まず、スーパーパワーについて。スーパーマンがスーパーパワーをもつという設定については、1930年に出版されたフィリップ・ワイリーのSF小説『闘士』(Gladiator) が元ネタだという説がある。しかし、『闘士』の主人公ヒューゴー・ダナーは怪力その他の超人的な身体能力と頑強な肉体をもっているが、この能力を発揮して社会に貢献することはなく、ヒューゴーにとっても社会にとっても悲劇的な展開になってしまう。『スーパーマン』の原作者シーゲルはスーパーマンを多くの人に愛されるヒーローとして創造しているのだから、『スーパーマン』と『闘士』とを結びつけることには無理があると思われる。むしろ、シーゲル本人が語ったように、1933年から劇場公開された短編アニメシリーズ『ポパイ』(Popeye)から直接的な影響を受けているといえよう。ポパイは缶詰のホウレンソウを食べると超人的なパワーを発揮して悪漢ブルートをやっつけるのだ。  

それでは、スーパーマンのようなスーパーヒーローがそれ以前のヒーローと違うのはスーパーパワーをもっていることだろうか。スーパーマンより古いヒーローのなかには怪力その他の驚異的な身体能力をもったヒーローがいる。たとえば、ギリシャ神話の英雄ヘーラクレースは川の流れを変え、『旧約聖書』の英雄サムソンは2本の柱をいっぺんに引っ張って建物を倒壊させ、1902年から1903年にかけて新聞に掲載された漫画『ヒューゴーハーキュリーズ』(Hugo Hercules)の主人公ヒューゴーは象を軽々と持ち上げた。1914年に出版された小説『類猿人ターザン』の主人公ターザンと1933年に雑誌に掲載された小説『ブロンズの男』の主人公ドック・サヴェジも驚異的な身体能力の持ち主だ。

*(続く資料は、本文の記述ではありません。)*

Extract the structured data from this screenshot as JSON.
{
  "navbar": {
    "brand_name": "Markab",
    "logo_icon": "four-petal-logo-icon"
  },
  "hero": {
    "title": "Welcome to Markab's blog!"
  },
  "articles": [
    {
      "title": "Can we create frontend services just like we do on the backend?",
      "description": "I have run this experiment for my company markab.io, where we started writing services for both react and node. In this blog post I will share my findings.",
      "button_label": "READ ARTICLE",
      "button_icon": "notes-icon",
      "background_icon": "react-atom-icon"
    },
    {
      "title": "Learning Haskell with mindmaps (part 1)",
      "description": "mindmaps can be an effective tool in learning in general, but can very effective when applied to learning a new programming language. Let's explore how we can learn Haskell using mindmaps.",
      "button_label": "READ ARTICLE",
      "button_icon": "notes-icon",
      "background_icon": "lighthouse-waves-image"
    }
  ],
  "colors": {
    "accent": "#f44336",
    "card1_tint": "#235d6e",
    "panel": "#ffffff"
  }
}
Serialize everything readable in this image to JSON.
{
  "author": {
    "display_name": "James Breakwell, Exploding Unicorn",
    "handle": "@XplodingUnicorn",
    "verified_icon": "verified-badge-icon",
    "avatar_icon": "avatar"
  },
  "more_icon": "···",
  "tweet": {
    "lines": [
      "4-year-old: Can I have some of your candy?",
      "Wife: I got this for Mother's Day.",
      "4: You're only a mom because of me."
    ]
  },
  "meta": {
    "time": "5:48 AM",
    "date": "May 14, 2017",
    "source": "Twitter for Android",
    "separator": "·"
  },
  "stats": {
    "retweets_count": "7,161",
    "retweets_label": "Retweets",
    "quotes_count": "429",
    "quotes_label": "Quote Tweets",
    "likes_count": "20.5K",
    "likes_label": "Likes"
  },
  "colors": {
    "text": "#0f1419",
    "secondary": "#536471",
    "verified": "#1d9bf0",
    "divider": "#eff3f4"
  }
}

このように、スーパーマン誕生以前のヒーローもスーパーパワーをもっていた。しかし、ターザンが類人猿と会話ができたという特殊な例を除き、これらのヒーローのスーパーパワーというのは人間の持っている能力を誇張したものだ。これに対して、スーパーマンは超高速で空を飛び、目から熱線を放射し、吐息で物体を凍結させるという、普通の人間では絶対ありえない能力をもっている点がそれ以前のヒーローとは違う。  

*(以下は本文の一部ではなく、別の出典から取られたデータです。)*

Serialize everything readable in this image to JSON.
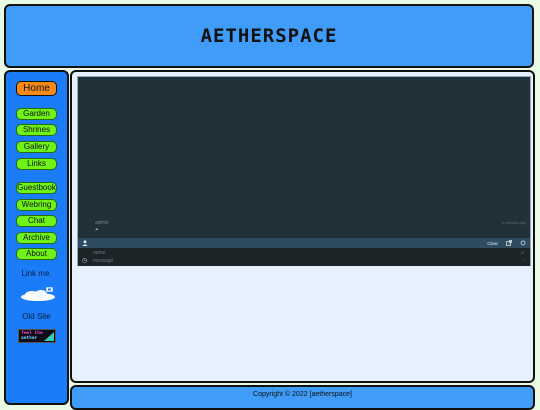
{
  "site": {
    "title": "AETHERSPACE"
  },
  "nav": {
    "home": "Home",
    "primary": [
      "Garden",
      "Shrines",
      "Gallery",
      "Links"
    ],
    "secondary": [
      "Guestbook",
      "Webring",
      "Chat",
      "Archive",
      "About"
    ]
  },
  "sidebar": {
    "link_me": "Link me.",
    "old_site": "Old Site",
    "badge_line1": "feel the",
    "badge_line2": "aether"
  },
  "chat": {
    "message_author": "admin",
    "message_time": "3 months ago",
    "message_flag": "⚑",
    "user_icon": "user-icon",
    "clear_label": "Clear",
    "name_placeholder": "name",
    "message_placeholder": "message"
  },
  "footer": {
    "copyright": "Copyright © 2022 [aetherspace]"
  },
  "colors": {
    "header_bg": "#3f9cf8",
    "sidebar_bg": "#1b7cfa",
    "home_button": "#f78a17",
    "nav_button": "#6ef21a",
    "page_bg": "#e9fbe4",
    "main_bg": "#e7f0ff",
    "chat_bg": "#21313a"
  }
}
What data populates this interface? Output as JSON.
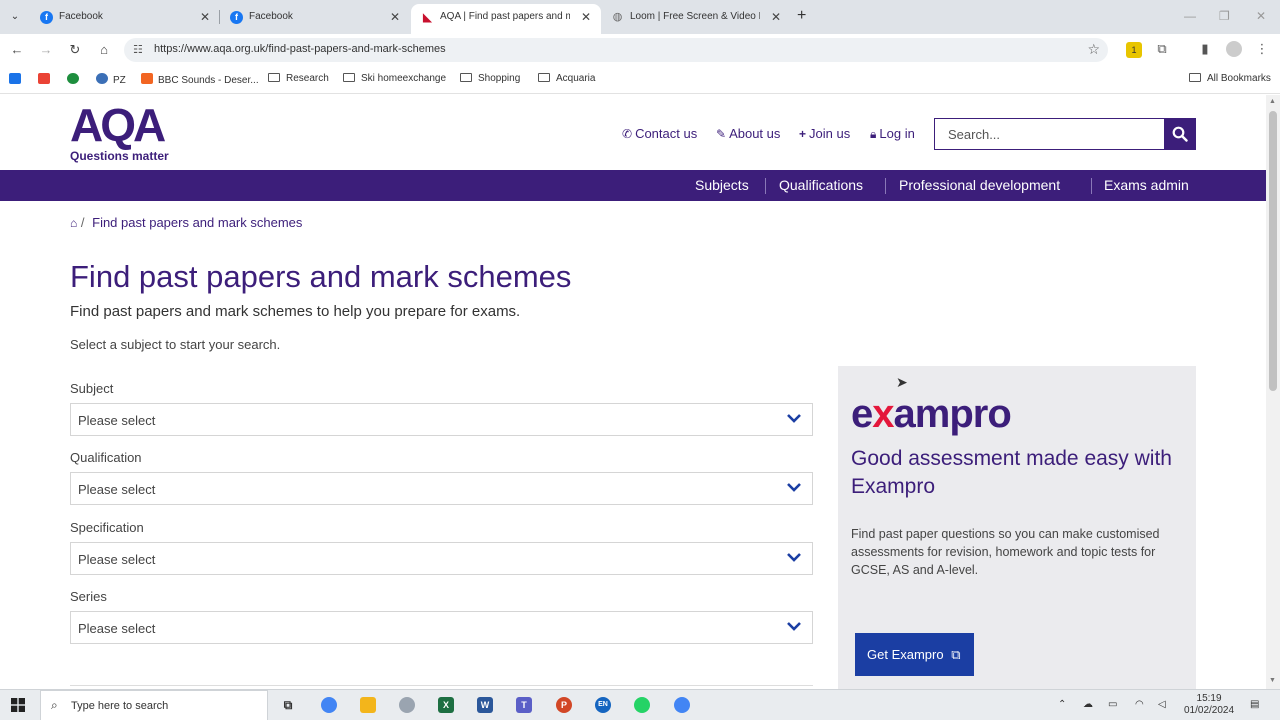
{
  "browser": {
    "tabs": [
      {
        "label": "Facebook",
        "favicon": "facebook-icon",
        "color": "#1877f2",
        "active": false
      },
      {
        "label": "Facebook",
        "favicon": "facebook-icon",
        "color": "#1877f2",
        "active": false
      },
      {
        "label": "AQA | Find past papers and ma",
        "favicon": "aqa-icon",
        "color": "#c8102e",
        "active": true
      },
      {
        "label": "Loom | Free Screen & Video Re",
        "favicon": "globe-icon",
        "color": "#777777",
        "active": false
      }
    ],
    "url": "https://www.aqa.org.uk/find-past-papers-and-mark-schemes",
    "bookmarks": [
      "PZ",
      "BBC Sounds - Deser...",
      "Research",
      "Ski homeexchange",
      "Shopping",
      "Acquaria"
    ],
    "all_bookmarks": "All Bookmarks"
  },
  "header": {
    "logo": "AQA",
    "tagline": "Questions matter",
    "links": {
      "contact": "Contact us",
      "about": "About us",
      "join": "Join us",
      "login": "Log in"
    },
    "search_placeholder": "Search..."
  },
  "nav": {
    "subjects": "Subjects",
    "qualifications": "Qualifications",
    "professional": "Professional development",
    "exams_admin": "Exams admin"
  },
  "breadcrumb": {
    "separator": "/",
    "current": "Find past papers and mark schemes"
  },
  "main": {
    "title": "Find past papers and mark schemes",
    "subtitle": "Find past papers and mark schemes to help you prepare for exams.",
    "prompt": "Select a subject to start your search.",
    "fields": {
      "subject": {
        "label": "Subject",
        "value": "Please select"
      },
      "qualification": {
        "label": "Qualification",
        "value": "Please select"
      },
      "specification": {
        "label": "Specification",
        "value": "Please select"
      },
      "series": {
        "label": "Series",
        "value": "Please select"
      }
    }
  },
  "promo": {
    "logo_pre": "e",
    "logo_x": "x",
    "logo_post": "ampro",
    "heading": "Good assessment made easy with Exampro",
    "text": "Find past paper questions so you can make customised assessments for revision, homework and topic tests for GCSE, AS and A-level.",
    "button": "Get Exampro"
  },
  "taskbar": {
    "search": "Type here to search",
    "lang": "EN",
    "time": "15:19",
    "date": "01/02/2024"
  },
  "colors": {
    "brand": "#3c1e7a",
    "button_blue": "#1b3ea3",
    "exampro_red": "#e4173b"
  }
}
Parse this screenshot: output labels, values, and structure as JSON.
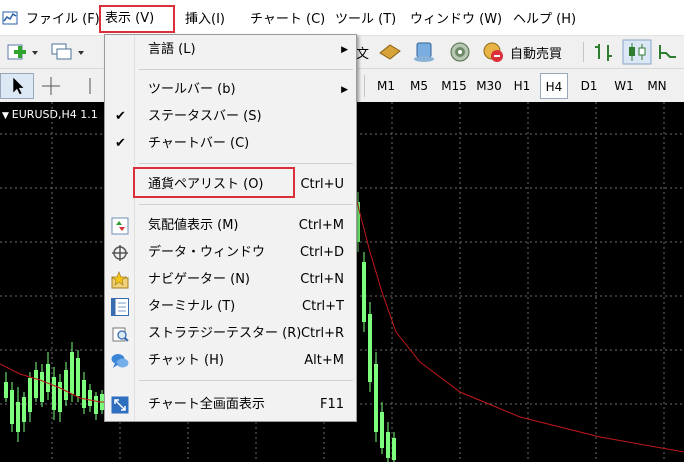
{
  "menubar": {
    "items": [
      "ファイル (F)",
      "表示 (V)",
      "挿入(I)",
      "チャート (C)",
      "ツール (T)",
      "ウィンドウ (W)",
      "ヘルプ (H)"
    ]
  },
  "toolbar1": {
    "text_label": "文",
    "auto_trading_label": "自動売買"
  },
  "timeframes": [
    "M1",
    "M5",
    "M15",
    "M30",
    "H1",
    "H4",
    "D1",
    "W1",
    "MN"
  ],
  "active_timeframe": "H4",
  "chart": {
    "title": "EURUSD,H4  1.1"
  },
  "view_menu": {
    "items": [
      {
        "label": "言語 (L)",
        "shortcut": "",
        "submenu": true,
        "checked": false,
        "icon": ""
      },
      {
        "label": "ツールバー (b)",
        "shortcut": "",
        "submenu": true,
        "checked": false,
        "icon": ""
      },
      {
        "label": "ステータスバー (S)",
        "shortcut": "",
        "submenu": false,
        "checked": true,
        "icon": ""
      },
      {
        "label": "チャートバー (C)",
        "shortcut": "",
        "submenu": false,
        "checked": true,
        "icon": ""
      },
      {
        "label": "通貨ペアリスト (O)",
        "shortcut": "Ctrl+U",
        "submenu": false,
        "checked": false,
        "icon": ""
      },
      {
        "label": "気配値表示 (M)",
        "shortcut": "Ctrl+M",
        "submenu": false,
        "checked": false,
        "icon": "market-watch-icon"
      },
      {
        "label": "データ・ウィンドウ",
        "shortcut": "Ctrl+D",
        "submenu": false,
        "checked": false,
        "icon": "crosshair-icon"
      },
      {
        "label": "ナビゲーター (N)",
        "shortcut": "Ctrl+N",
        "submenu": false,
        "checked": false,
        "icon": "navigator-star-icon"
      },
      {
        "label": "ターミナル (T)",
        "shortcut": "Ctrl+T",
        "submenu": false,
        "checked": false,
        "icon": "terminal-icon"
      },
      {
        "label": "ストラテジーテスター (R)",
        "shortcut": "Ctrl+R",
        "submenu": false,
        "checked": false,
        "icon": "strategy-tester-icon"
      },
      {
        "label": "チャット (H)",
        "shortcut": "Alt+M",
        "submenu": false,
        "checked": false,
        "icon": "chat-icon"
      },
      {
        "label": "チャート全画面表示",
        "shortcut": "F11",
        "submenu": false,
        "checked": false,
        "icon": "fullscreen-icon"
      }
    ]
  },
  "colors": {
    "highlight_border": "#d9303a",
    "chart_background": "#000000",
    "candle_color": "#7dff7d",
    "moving_average_color": "#c0181c",
    "grid_color": "#6e6e6e"
  }
}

それでは、スーパーマンのようなスーパーヒーローがそれ以前のヒーローと違うのは(1)本名とは別の呼び名をもち、(2)日常とは違う特徴的な身なりをするところだろうか。シーゲルとシャスターが好きだった1920年公開の映画『奇傑ゾロ』(The Mark of Zorro)のゾロもドン・ディエゴ・ヴェガが普段とは違う服に着替えてマントをつけ覆面をしたヒーローだ。だから、この2つの特徴もスーパーヒーローとそれ以前のヒーローとを区別するものにはならない。ただし、ゾロの場合覆面を除けば日常の服装とあまり違いがないので、変身というより変装というレベルだ。これに対して、スーパーマンのコスチュームは日常生活ではだれもしないような恰好だ。この点がスーパーマンの新しいところだといえる。  

ここまでの議論をまとめると、スーパーヒーローの4つの特徴、(1)本名とは別の呼び名をもち、(2)日常とは違う特徴的な身なりをし、(3)スーパーパワーを発揮して、(4)世のため人のためになる無私の使命を果たす、これらのうちのいくつかをもったヒーローはスーパーマンより前に存在した。ところが、4つの特徴をすべて兼ね備えたヒーローはスーパーマンより前には存在しない。ヘーラクレース、サムソン、ヒューゴーハーキュリーズ、ポパイには別名はなく変身もしない。ターザンとドック・サヴェジは変身しない。ゾロにはスーパーパワーがない。やはり、スーパーマンはそれ以前のヒーローとは違うスーパーヒーローだ。そして、特撮ヒーローの大半は単なるヒーローではなくスーパーヒーローだと考えられる。  

ただ、先のスーパーヒーローの定義を厳格に適用すると、今日大半の人々からスーパーヒーローや特撮ヒーローだと認められているヒーローがそうではないということになってしまう。例えば、バットマンは本名とは別の呼び名をもち、日常とは違う特徴的な身なりをし、世のため人のためになる無私の使命を果たすヒーローであることは明白だが、スーパーパワーを発揮しているかという点で異論が出るかもしれない。しかし、バットマンの使っている装備や機械は誰もが簡単に使いこなせるというものではない。だから、ここでいう「スーパーパワーを発揮」というのは普通の人間には容易にはできない行動をとるというくらいの意味で使いたい。